当前位置:
X-MOL 学术
›
arXiv.cs.SI
›
论文详情
Our official English website, www.x-mol.net, welcomes your
feedback! (Note: you will need to create a separate account there.)
M-Evolve: Structural-Mapping-Based Data Augmentation for Graph Classification
arXiv - CS - Social and Information Networks Pub Date : 2020-07-11 , DOI: arxiv-2007.05700 Jiajun Zhou, Jie Shen, Shanqing Yu, Guanrong Chen, Qi Xuan
arXiv - CS - Social and Information Networks Pub Date : 2020-07-11 , DOI: arxiv-2007.05700 Jiajun Zhou, Jie Shen, Shanqing Yu, Guanrong Chen, Qi Xuan
Graph classification, which aims to identify the category labels of graphs,
plays a significant role in drug classification, toxicity detection, protein
analysis etc. However, the limitation of scale in the benchmark datasets makes
it easy for graph classification models to fall into over-fitting and
undergeneralization. To improve this, we introduce data augmentation on graphs
(i.e. graph augmentation) and present four methods:random mapping,
vertex-similarity mapping, motif-random mapping and motif-similarity mapping,
to generate more weakly labeled data for small-scale benchmark datasets via
heuristic transformation of graph structures. Furthermore, we propose a generic
model evolution framework, named M-Evolve, which combines graph augmentation,
data filtration and model retraining to optimize pre-trained graph classifiers.

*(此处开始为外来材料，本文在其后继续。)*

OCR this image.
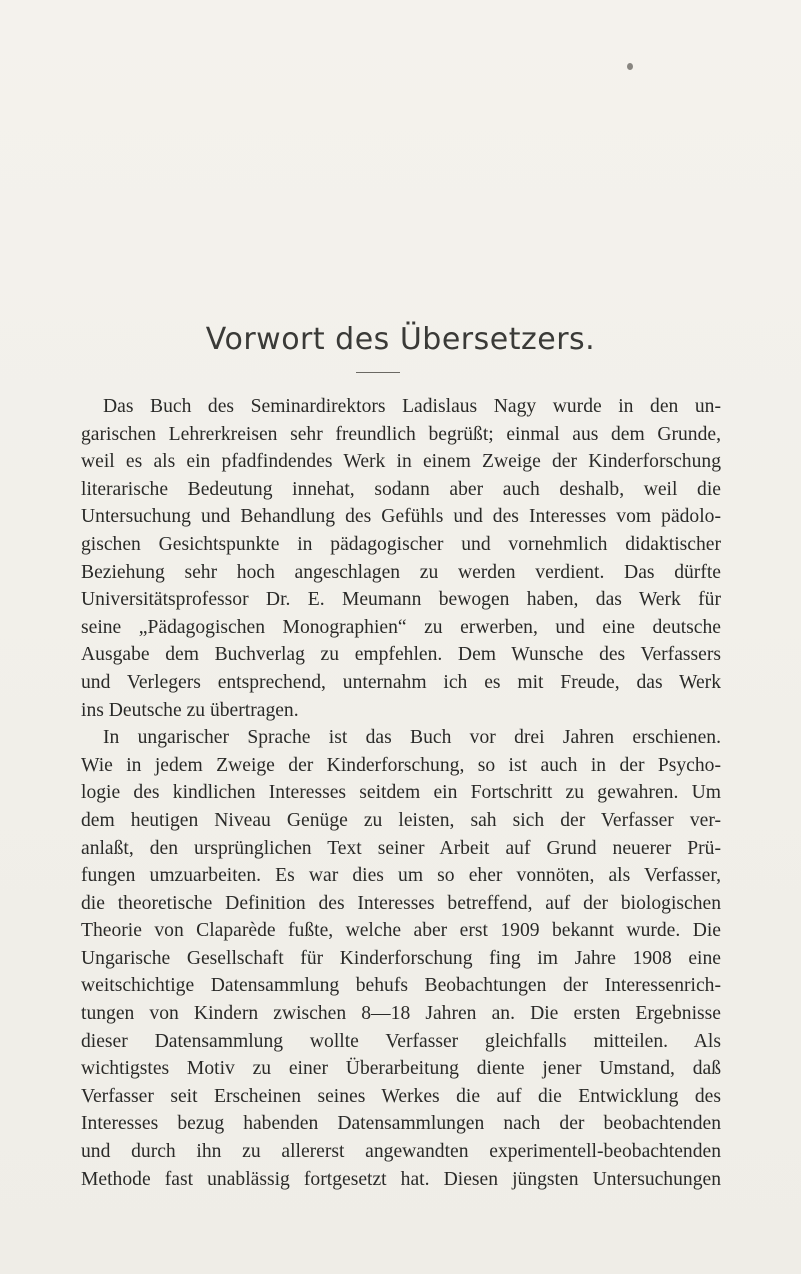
Vorwort des Übersetzers.
Das Buch des Seminardirektors Ladislaus Nagy wurde in den un-
garischen Lehrerkreisen sehr freundlich begrüßt; einmal aus dem Grunde,
weil es als ein pfadfindendes Werk in einem Zweige der Kinderforschung
literarische Bedeutung innehat, sodann aber auch deshalb, weil die
Untersuchung und Behandlung des Gefühls und des Interesses vom pädolo-
gischen Gesichtspunkte in pädagogischer und vornehmlich didaktischer
Beziehung sehr hoch angeschlagen zu werden verdient. Das dürfte
Universitätsprofessor Dr. E. Meumann bewogen haben, das Werk für
seine „Pädagogischen Monographien“ zu erwerben, und eine deutsche
Ausgabe dem Buchverlag zu empfehlen. Dem Wunsche des Verfassers
und Verlegers entsprechend, unternahm ich es mit Freude, das Werk
ins Deutsche zu übertragen.
In ungarischer Sprache ist das Buch vor drei Jahren erschienen.
Wie in jedem Zweige der Kinderforschung, so ist auch in der Psycho-
logie des kindlichen Interesses seitdem ein Fortschritt zu gewahren. Um
dem heutigen Niveau Genüge zu leisten, sah sich der Verfasser ver-
anlaßt, den ursprünglichen Text seiner Arbeit auf Grund neuerer Prü-
fungen umzuarbeiten. Es war dies um so eher vonnöten, als Verfasser,
die theoretische Definition des Interesses betreffend, auf der biologischen
Theorie von Claparède fußte, welche aber erst 1909 bekannt wurde. Die
Ungarische Gesellschaft für Kinderforschung fing im Jahre 1908 eine
weitschichtige Datensammlung behufs Beobachtungen der Interessenrich-
tungen von Kindern zwischen 8—18 Jahren an. Die ersten Ergebnisse
dieser Datensammlung wollte Verfasser gleichfalls mitteilen. Als
wichtigstes Motiv zu einer Überarbeitung diente jener Umstand, daß
Verfasser seit Erscheinen seines Werkes die auf die Entwicklung des
Interesses bezug habenden Datensammlungen nach der beobachtenden
und durch ihn zu allererst angewandten experimentell-beobachtenden
Methode fast unablässig fortgesetzt hat. Diesen jüngsten Untersuchungen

Experiments on six benchmark datasets demonstrate that the proposed framework
helps existing graph classification models alleviate over-fitting and
undergeneralization in the training on small-scale benchmark datasets, which
successfully yields an average improvement of 3-13% accuracy on graph
classification tasks.
中文翻译:
M-Evolve:用于图分类的基于结构映射的数据增强
图分类旨在识别图的类别标签,在药物分类、毒性检测、蛋白质分析等方面发挥着重要作用。 然而,基准数据集的规模限制使得图分类模型容易陷入过度拟合和欠概括。为了改善这一点,我们在图上引入了数据增强(即图增强)并提出了四种方法:随机映射、顶点相似性映射、基序随机映射和基序相似性映射,为小规模基准数据集生成更多弱标记数据通过图结构的启发式转换。此外,我们提出了一个通用的模型进化框架,名为 M-Evolve,它结合了图增强、数据过滤和模型再训练来优化预训练的图分类器。
更新日期:2020-08-26
中文翻译:
M-Evolve:用于图分类的基于结构映射的数据增强
图分类旨在识别图的类别标签,在药物分类、毒性检测、蛋白质分析等方面发挥着重要作用。 然而,基准数据集的规模限制使得图分类模型容易陷入过度拟合和欠概括。为了改善这一点,我们在图上引入了数据增强(即图增强)并提出了四种方法:随机映射、顶点相似性映射、基序随机映射和基序相似性映射,为小规模基准数据集生成更多弱标记数据通过图结构的启发式转换。此外,我们提出了一个通用的模型进化框架,名为 M-Evolve,它结合了图增强、数据过滤和模型再训练来优化预训练的图分类器。